Efforts to develop a new generation of the Schengen Information System (SIS) have been on the top of the agendas of police chiefs and surveillance fanatics for years. SIS is the perfect example of the control and surveillance of people by state authorities. The proposals gradually change the character of SIS, transforming it from a hit-no-hit system for border guards to an information system that will be used for investigative and police purposes.
New data categories, Europol access, interlinking of data and investigative searches of the database make SIS a powerful tool for police investigations - and mostly for targeting foreigners.

While the report includes some faint reference to data protection principles it fails to attack the underlying problem of the SIS: its characteristic of increasing state control and the hidden racist character of the SIS entries on foreigners. SIS reports people for arrest, for extradition, for discreet surveillance. Accuracy and reliability of data, effective democratic control or the right of individuals to have their personal data corrected or deleted has never existed.

SIS is in itself the problem!
Therefore, the SIS and related structures such as the SIRENE bureaux should be shut down completely.

No borders!
No electronic substitutes!
Shut down SIS!

MINORITY OPINION

Rule 161(3) of the Rules of Procedure

Maurizio Turco and Marco Cappato

1.   on the initiative by the Kingdom of Spain with a view to adopting a Council Decision concerning the introduction of some new functions for the Schengen Information System, in particular in the fight against terrorism (9408/2002 – C5‑0317/2002 – 2002/0813(CNS))

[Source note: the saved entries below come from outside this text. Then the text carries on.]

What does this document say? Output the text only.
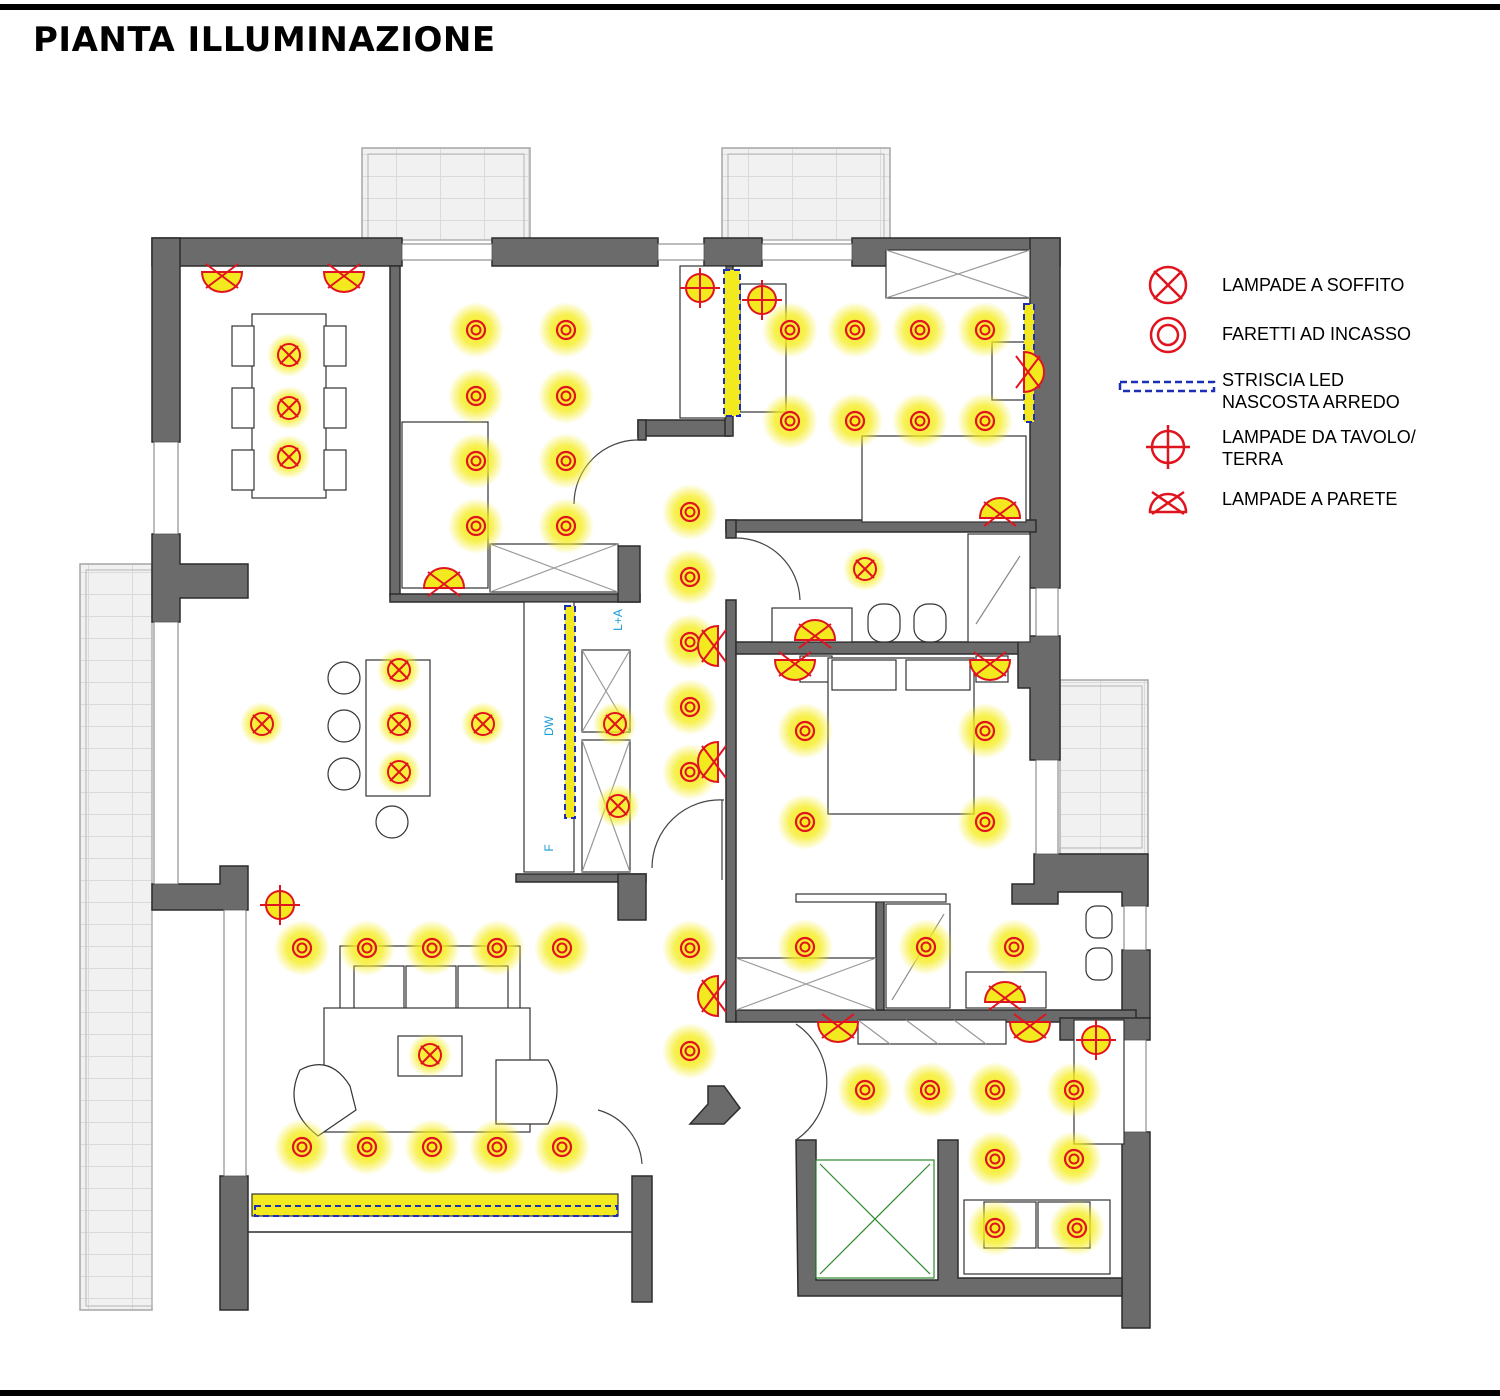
PIANTA ILLUMINAZIONE
L+A
DW
F
LAMPADE A SOFFITO
FARETTI AD INCASSO
STRISCIA LED
NASCOSTA ARREDO
LAMPADE DA TAVOLO/
TERRA
LAMPADE A PARETE
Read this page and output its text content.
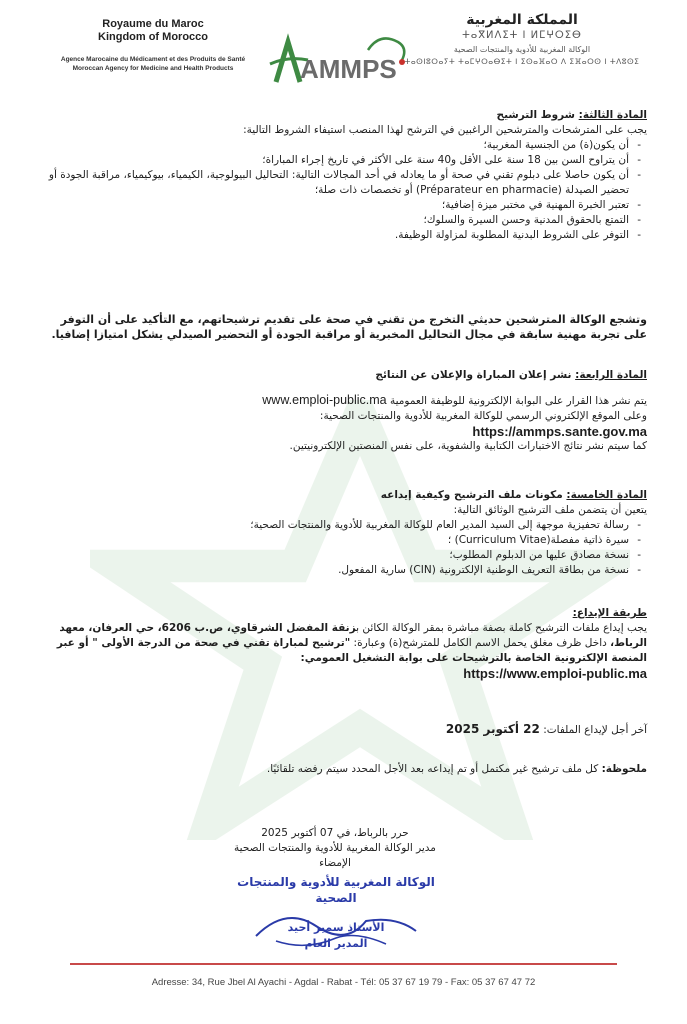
Royaume du Maroc
Kingdom of Morocco
Agence Marocaine du Médicament et des Produits de Santé
Moroccan Agency for Medicine and Health Products	AMMPS
المملكة المغربية
ⵜⴰⴳⵍⴷⵉⵜ ⵏ ⵍⵎⵖⵔⵉⴱ
الوكالة المغربية للأدوية والمنتجات الصحية
ⵜⴰⵙⵏⵓⵔⴰⵢⵜ ⵜⴰⵎⵖⵔⴰⴱⵉⵜ ⵏ ⵉⵙⴰⴼⴰⵔ ⴷ ⵉⴼⴰⵔⵙ ⵏ ⵜⴷⵓⵙⵉ
المادة الثالثة: شروط الترشيح
يجب على المترشحات والمترشحين الراغبين في الترشح لهذا المنصب استيفاء الشروط التالية:
- أن يكون(ة) من الجنسية المغربية؛
- أن يتراوح السن بين 18 سنة على الأقل و40 سنة على الأكثر في تاريخ إجراء المباراة؛
- أن يكون حاصلا على دبلوم تقني في صحة أو ما يعادله في أحد المجالات التالية: التحاليل البيولوجية، الكيمياء، بيوكيمياء، مراقبة الجودة أو تحضير الصيدلة (Préparateur en pharmacie) أو تخصصات ذات صلة؛
- تعتبر الخبرة المهنية في مختبر ميزة إضافية؛
- التمتع بالحقوق المدنية وحسن السيرة والسلوك؛
- التوفر على الشروط البدنية المطلوبة لمزاولة الوظيفة.
وتشجع الوكالة المترشحين حديثي التخرج من تقني في صحة على تقديم ترشيحاتهم، مع التأكيد على أن التوفر على تجربة مهنية سابقة في مجال التحاليل المخبرية أو مراقبة الجودة أو التحضير الصيدلي يشكل امتيازا إضافيا.
المادة الرابعة: نشر إعلان المباراة والإعلان عن النتائج
يتم نشر هذا القرار على البوابة الإلكترونية للوظيفة العمومية www.emploi-public.ma
وعلى الموقع الإلكتروني الرسمي للوكالة المغربية للأدوية والمنتجات الصحية:
https://ammps.sante.gov.ma
كما سيتم نشر نتائج الاختبارات الكتابية والشفوية، على نفس المنصتين الإلكترونيتين.
المادة الخامسة: مكونات ملف الترشيح وكيفية إيداعه
يتعين أن يتضمن ملف الترشيح الوثائق التالية:
- رسالة تحفيزية موجهة إلى السيد المدير العام للوكالة المغربية للأدوية والمنتجات الصحية؛
- سيرة ذاتية مفصلة(Curriculum Vitae) ؛
- نسخة مصادق عليها من الدبلوم المطلوب؛
- نسخة من بطاقة التعريف الوطنية الإلكترونية (CIN) سارية المفعول.
طريقة الإيداع:
يجب إيداع ملفات الترشيح كاملة بصفة مباشرة بمقر الوكالة الكائن بزنقة المفضل الشرقاوي، ص.ب 6206، حي العرفان، معهد الرباط، داخل ظرف مغلق يحمل الاسم الكامل للمترشح(ة) وعبارة: "ترشيح لمباراة تقني في صحة من الدرجة الأولى " أو عبر المنصة الإلكترونية الخاصة بالترشيحات على بوابة التشغيل العمومي:
https://www.emploi-public.ma
آخر أجل لإيداع الملفات: 22 أكتوبر 2025
ملحوظة: كل ملف ترشيح غير مكتمل أو تم إيداعه بعد الأجل المحدد سيتم رفضه تلقائيًا.
حرر بالرباط، في 07 أكتوبر 2025
مدير الوكالة المغربية للأدوية والمنتجات الصحية
الإمضاء
الوكالة المغربية للأدوية والمنتجات
الصحية
الأستاذ سمير أحيد
المدير العام
Adresse: 34, Rue Jbel Al Ayachi - Agdal - Rabat - Tél: 05 37 67 19 79 - Fax: 05 37 67 47 72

2.   on the initiative by the Kingdom of Spain with a view to adopting a Council Regulation concerning the introduction of some new functions for the Schengen Information System, in particular in the fight against terrorism (9407/2002 – C5‑0316/2002 – 2002/0812(CNS))

The ‘new functions for the Schengen Information System’ which the Kingdom of Spain proposes should be introduced, like the ‘fight against terrorism’ adopted for such measures, are actually being used as a pretext for both the extension of access to the SIS (and its successor, SIS II) for Europol, Eurojust and the authorities dealing with residence permits, and the erosion of citizens’ guarantees regarding the processing of their personal data and the exchange of such data with third countries. Although the rapporteur has markedly improved the original text, a clear political signal should be sent to the Council, which normally does not devote due attention to the amendments adopted by Parliament and the opinions and recommendations of the Schengen Joint Supervisory Authority. The proposal should therefore be rejected and the Council should be called upon to make the SIS more reliable by harmonising and improving the quality of the data entered at national level by the SIRENE offices (the data are often incorrect or inaccurate and in any case are entered on the basis of the different national legal systems, thereby jeopardising the rights of both European and third-country citizens) and providing binding guarantees regarding the processing of personal data under the third pillar.